Wednesday, September 25, 2013
An attorney who was disbarred in Georgia as a result of his guilty plea to seven misdemeanors was reciprocally disbarred by the South Carolina Supreme Court.
The Georgia opinion describes the conduct, which involving smuggling contraband into a jail facility:
...jails and correctional facilities can be dangerous and violent places—they often house, after all, dangerous and violent individuals—even with the best of security measures and protocols. And the introduction of contraband into such a facility tends to undermine those security measures and protocols. As a deputy sheriff explained in these proceedings, “any type of contraband, any things that are restricted from an inmate standpoint can further create problems on the floor,” and secreting contraband into a jail “would definitely break down the security or integrity of the internal security structure.” Accordingly, these crimes also necessarily reflect a disregard for the security of the jail and the safety of those who work, or are incarcerated, in it.

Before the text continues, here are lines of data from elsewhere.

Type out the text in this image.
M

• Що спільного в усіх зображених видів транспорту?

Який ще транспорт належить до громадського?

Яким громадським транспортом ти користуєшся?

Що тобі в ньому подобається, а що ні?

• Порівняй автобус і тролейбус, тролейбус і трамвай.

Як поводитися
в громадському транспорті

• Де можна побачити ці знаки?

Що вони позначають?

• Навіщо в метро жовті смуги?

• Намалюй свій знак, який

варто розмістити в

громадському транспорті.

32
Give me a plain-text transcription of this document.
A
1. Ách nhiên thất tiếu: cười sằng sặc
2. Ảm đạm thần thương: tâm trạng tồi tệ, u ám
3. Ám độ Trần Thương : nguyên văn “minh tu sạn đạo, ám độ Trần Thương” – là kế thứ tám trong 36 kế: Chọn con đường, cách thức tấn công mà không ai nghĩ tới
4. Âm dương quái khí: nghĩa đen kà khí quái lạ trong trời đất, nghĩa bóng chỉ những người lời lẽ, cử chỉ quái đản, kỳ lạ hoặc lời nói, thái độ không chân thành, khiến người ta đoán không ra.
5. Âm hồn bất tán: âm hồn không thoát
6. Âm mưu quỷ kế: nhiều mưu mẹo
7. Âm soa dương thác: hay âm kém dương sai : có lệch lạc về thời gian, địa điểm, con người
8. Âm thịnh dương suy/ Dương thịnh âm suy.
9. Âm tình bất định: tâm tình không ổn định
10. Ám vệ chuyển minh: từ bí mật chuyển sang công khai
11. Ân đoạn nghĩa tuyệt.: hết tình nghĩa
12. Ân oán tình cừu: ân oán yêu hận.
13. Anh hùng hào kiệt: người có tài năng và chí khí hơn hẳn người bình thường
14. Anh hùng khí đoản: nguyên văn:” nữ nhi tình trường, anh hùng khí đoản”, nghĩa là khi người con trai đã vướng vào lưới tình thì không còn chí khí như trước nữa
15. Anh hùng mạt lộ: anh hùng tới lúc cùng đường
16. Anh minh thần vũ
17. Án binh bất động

In this case, Jones acted deceitfully, dishonestly, in breach of his trust as an attorney, and in a way that threatened the security of the Richmond County Jail. When Jones smuggled contraband to his client, he secreted the contraband and passed it covertly to his client. He did so knowing that it was against the rules of the jail and with the understanding that he could be making matters worse for his client, if the client were found in possession of the contraband. When Jones himself was caught, he lied to law enforcement and disclaimed any knowledge of the contraband. On at least one occasion, Jones passed contraband to his client without even knowing the nature of the contraband. And Jones smuggled contraband to his client on ten separate occasions. All these things reflect dishonesty, amount to an obstruction of the administration of justice, and in light of the dangers that they posed for his client, other inmates, and the jailers, involve a disregard for the safety of others.